Creating Pull Requests

  • Create the PR against the dev branch of the repository.
  • Ensure the branch name is descriptive (e.g., feature/add-new-block)
  • Use conventional commit messages (see below)
  • Fill out the .github/PULL_REQUEST_TEMPLATE.md template as the PR description
  • Run the github pre-commit hooks to ensure code quality.

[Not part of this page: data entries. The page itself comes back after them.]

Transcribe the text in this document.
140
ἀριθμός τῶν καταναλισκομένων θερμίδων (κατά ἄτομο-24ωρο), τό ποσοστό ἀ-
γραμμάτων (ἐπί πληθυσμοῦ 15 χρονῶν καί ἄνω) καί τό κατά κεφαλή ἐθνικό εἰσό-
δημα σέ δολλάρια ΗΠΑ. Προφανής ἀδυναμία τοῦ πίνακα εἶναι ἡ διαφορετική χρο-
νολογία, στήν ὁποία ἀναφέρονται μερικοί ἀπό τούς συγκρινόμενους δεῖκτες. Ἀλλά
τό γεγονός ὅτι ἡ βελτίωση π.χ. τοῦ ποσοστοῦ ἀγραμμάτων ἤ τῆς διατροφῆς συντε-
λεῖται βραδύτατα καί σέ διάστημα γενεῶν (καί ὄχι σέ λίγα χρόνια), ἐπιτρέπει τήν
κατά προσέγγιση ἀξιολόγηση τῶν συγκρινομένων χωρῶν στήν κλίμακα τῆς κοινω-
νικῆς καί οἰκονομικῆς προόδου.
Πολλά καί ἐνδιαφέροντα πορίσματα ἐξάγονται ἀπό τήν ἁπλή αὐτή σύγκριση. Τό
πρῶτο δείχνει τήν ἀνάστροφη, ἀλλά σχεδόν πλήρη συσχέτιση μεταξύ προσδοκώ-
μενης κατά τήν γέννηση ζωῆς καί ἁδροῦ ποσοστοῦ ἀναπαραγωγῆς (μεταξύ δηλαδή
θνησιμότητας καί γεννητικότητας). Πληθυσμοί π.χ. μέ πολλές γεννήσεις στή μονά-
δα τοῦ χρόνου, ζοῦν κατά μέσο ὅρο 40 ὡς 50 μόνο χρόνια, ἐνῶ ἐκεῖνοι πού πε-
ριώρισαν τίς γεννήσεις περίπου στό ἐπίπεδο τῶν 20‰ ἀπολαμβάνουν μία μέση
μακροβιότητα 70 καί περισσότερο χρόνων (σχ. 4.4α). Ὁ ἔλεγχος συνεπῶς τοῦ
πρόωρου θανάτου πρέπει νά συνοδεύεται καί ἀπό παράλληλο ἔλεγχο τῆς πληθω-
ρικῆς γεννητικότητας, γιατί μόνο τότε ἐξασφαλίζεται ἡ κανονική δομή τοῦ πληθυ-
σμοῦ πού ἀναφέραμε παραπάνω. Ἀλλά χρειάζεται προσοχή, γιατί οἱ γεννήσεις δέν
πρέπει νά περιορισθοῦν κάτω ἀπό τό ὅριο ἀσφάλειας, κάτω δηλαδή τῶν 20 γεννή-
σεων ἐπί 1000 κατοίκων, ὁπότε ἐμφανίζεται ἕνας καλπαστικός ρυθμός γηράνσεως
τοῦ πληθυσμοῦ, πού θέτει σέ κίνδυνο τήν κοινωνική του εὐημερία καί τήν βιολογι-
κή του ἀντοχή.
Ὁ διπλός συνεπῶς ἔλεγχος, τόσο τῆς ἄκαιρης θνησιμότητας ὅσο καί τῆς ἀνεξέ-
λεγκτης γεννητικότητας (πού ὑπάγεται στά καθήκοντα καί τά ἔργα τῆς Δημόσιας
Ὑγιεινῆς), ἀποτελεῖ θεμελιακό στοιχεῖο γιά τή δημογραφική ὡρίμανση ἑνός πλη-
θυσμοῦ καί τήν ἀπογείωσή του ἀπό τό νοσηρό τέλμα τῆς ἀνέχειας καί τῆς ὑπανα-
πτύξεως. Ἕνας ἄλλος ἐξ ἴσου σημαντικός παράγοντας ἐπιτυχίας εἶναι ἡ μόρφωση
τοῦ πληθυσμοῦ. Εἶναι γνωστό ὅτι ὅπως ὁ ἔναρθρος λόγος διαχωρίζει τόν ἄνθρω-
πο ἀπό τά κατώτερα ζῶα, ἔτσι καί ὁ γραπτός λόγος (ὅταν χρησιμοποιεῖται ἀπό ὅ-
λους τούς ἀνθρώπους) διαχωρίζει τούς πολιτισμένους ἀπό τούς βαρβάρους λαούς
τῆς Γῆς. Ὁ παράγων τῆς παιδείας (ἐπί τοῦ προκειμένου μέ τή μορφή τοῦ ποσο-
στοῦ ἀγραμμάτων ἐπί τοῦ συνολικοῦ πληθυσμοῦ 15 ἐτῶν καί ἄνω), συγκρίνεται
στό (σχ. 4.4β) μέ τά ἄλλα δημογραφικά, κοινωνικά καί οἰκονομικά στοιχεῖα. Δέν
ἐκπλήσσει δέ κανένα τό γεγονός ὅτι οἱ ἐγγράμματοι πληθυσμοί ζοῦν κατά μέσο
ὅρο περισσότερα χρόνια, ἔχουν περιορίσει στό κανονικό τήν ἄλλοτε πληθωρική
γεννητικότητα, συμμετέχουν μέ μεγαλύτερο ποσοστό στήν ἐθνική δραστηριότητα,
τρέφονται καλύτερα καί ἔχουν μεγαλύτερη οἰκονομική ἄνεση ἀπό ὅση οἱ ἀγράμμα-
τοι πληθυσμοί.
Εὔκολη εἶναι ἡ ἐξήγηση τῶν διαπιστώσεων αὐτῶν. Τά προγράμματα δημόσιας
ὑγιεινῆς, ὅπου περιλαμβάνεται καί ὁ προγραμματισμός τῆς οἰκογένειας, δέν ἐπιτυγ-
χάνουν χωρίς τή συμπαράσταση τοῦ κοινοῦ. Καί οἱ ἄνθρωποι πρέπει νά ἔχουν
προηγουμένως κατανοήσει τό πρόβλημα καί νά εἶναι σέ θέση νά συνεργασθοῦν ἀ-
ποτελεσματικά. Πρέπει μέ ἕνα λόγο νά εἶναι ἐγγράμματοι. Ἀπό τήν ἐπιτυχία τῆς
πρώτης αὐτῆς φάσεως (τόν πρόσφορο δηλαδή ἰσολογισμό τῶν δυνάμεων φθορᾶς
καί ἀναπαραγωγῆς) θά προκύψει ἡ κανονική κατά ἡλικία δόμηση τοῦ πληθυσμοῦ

Reviewing/Revising Pull Requests

  • When the user runs /pr-comments or tries to fetch them, also run gh api /repos/Significant-Gravitas/AutoGPT/pulls/[issuenum]/reviews to get the reviews
  • Use gh api /repos/Significant-Gravitas/AutoGPT/pulls/[issuenum]/reviews/[review_id]/comments to get the review contents
  • Use gh api /repos/Significant-Gravitas/AutoGPT/issues/9924/comments to get the pr specific comments

Conventional Commits

Use this format for commit messages and Pull Request titles:

Conventional Commit Types:

  • feat: Introduces a new feature to the codebase
  • fix: Patches a bug in the codebase
  • refactor: Code change that neither fixes a bug nor adds a feature; also applies to removing features
  • ci: Changes to CI configuration
  • docs: Documentation-only changes
  • dx: Improvements to the developer experience

Recommended Base Scopes:

  • platform: Changes affecting both frontend and backend
  • frontend
  • backend
  • infra
  • blocks: Modifications/additions of individual blocks

Subscope Examples:

  • backend/executor
  • backend/db
  • frontend/builder (includes changes to the block UI component)
  • infra/prod

Use these scopes and subscopes for clarity and consistency in commit messages.